Before this happens, Piven wants to call the cops to let them know about the suicide, but Lowe and Jane wont' let him.   Instead they bury him out back, which again, is freaking stupid.  Now, when I said Piven was smart for leaving, it was short lived, because he comes back out of some kind of code of honor.  Jane then smothers him with a pillow and they bury him out back as well.

Lowe and Jane then go to a bar and pick a fight with some locals.  For a second I thought this was about to go a crazy direction and get interesting, but instead, they just get their asses kicked by the locals.  Lowe then OD's on heroin and Jane buries him out back.  Jane freaks out by himself for a day or two before finally throwing himself off a cliff (nobody buries him out back).  At the very end the pact is finally revealed.  I guess they all agreed that if they were not the men they envisioned themselves being (but there's no deadline or quantifying of this in any way) or forgot this feeling (not sure what 'this feeling' was), then they would die as one.  What!?  This note is read in a voiceover, and they didn't even synchronize them saying 'we would die as one.'  It felt really sloppy.

One thing to note is that all four of these guys are at a point in their lives where they aren't happy about where they are.  Their careers haven't panned out, or are in come kind of trouble, either career-wise or financially; one of them is going through a nasty divorce, etc.  I can see why these guys would be disappointed about their lives and why some of them might think about taking the easy way out, but it's still uncool.  Two of these guys had families and kids.  Yeah, lets randomly kill myself cause my friend did.  It's so stupid.  Plus, I didn't really like or identify with any of these guys.  As you may have noticed in this review, I haven't bothered to remember any of the characters names.  I just didn't care about them.  I couldn't see myself hanging out with them either.

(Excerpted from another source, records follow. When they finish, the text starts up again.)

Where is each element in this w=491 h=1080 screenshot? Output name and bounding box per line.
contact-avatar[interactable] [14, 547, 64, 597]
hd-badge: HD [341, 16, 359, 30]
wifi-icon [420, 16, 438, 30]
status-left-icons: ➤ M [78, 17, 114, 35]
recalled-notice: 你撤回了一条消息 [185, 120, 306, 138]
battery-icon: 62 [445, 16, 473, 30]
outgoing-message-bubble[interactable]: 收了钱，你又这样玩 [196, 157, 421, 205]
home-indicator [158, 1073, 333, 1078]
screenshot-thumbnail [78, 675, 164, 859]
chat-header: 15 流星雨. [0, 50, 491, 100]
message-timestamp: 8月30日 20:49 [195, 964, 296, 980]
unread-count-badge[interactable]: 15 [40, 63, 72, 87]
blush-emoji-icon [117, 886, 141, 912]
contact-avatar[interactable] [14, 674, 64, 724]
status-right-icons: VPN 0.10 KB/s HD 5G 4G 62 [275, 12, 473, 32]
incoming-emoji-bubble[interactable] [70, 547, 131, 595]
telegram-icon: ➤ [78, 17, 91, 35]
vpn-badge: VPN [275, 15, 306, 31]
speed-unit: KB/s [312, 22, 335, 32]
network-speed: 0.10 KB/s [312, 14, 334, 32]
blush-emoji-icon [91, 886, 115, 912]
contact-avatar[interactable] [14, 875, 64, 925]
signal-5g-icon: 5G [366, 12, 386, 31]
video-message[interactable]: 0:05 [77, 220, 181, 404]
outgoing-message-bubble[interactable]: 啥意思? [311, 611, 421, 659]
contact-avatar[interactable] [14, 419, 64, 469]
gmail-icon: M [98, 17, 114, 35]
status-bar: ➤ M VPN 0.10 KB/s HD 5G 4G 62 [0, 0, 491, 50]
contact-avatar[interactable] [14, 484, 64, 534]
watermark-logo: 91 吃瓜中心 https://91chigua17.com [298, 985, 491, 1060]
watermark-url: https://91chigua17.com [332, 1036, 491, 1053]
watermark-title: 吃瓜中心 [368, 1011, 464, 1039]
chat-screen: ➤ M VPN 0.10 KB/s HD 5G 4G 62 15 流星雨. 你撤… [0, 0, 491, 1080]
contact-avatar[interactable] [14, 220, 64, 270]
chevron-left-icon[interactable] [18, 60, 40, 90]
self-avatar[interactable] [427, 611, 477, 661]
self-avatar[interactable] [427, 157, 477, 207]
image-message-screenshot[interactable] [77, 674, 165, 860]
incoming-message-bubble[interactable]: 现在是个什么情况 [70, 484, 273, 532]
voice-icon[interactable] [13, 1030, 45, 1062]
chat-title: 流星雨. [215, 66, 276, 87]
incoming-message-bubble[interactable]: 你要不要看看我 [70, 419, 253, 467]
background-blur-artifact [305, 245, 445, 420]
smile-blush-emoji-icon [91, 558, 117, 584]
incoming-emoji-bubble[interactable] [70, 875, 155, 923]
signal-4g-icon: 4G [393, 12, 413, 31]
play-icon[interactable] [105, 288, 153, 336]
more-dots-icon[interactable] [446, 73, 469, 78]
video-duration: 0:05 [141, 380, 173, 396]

Then, you have Carla Gugino, whom I normally love, but terribly miscast in this movie as a local cop.  She's overly suspicious of these guys despite that they've only given the outward appearance of being a bunch of guys on vacation and partying.  She's practically staking out the place.  Why?  I guess she didn't have much to do.

The movie itself is endless montages of people doing drugs, hugging, and staring off into the distance.  There are long stretches of either no dialog or dialog muted by music.  It's basically a two hour music video, but with shitty music.  That's what it felt like.  They could have chopped 30-40 minutes off this movie easily and it wouldn't have made any difference in the story.



Oh, and despite that they are having these drug filed ragers every night, by the next morning, the house always seemed surprisingly clean.  I also don't really recall any of them being all that hung over.  They'd just start right back up again with the drinking and partying.

Once again, the screenplay was written by a first time writer, Glenn Porter.  I hesitate to use the word 'screenplay' or 'written', because there's just not much of a story here.  Again, there's about as much content as in a five minute short or music video.  I'm more surprised that this was directed by Mark Pellington, who has directed movies I've actually enjoyed like Arlington Road, The Mothman Prophecies and Henry Poole is Here.  He's a better director than this.

I heard some idiot saying the point was they were creating a new world order.  What?  How is four random people killing themselves privately for reasons unexplained to the outside world creating a new world order?  How is abandoning your kids or family creating a better world?  I guess it would be if you were a horrible husband or father maybe.  Another guy said this is the next Fight Club.  I'm sorry, but did you actually see Fight Club?  Fight Club had a point and the characters had a goal.  This has nothing!

I Melt With You is essentially a bad, extended music video about a bunch of douche bags that take a week to get drunk, do a bunch of coke and other various drugs and then kill themselves.  I get what this movie was trying to do, but it's didn't work.  This is quite honestly one of the worst films I've seen this year.  It's likely going to land in my top ten worst of the year.

I give this half a Death Star.  I'd give it zero Death Stars, but there was one part that made me laugh.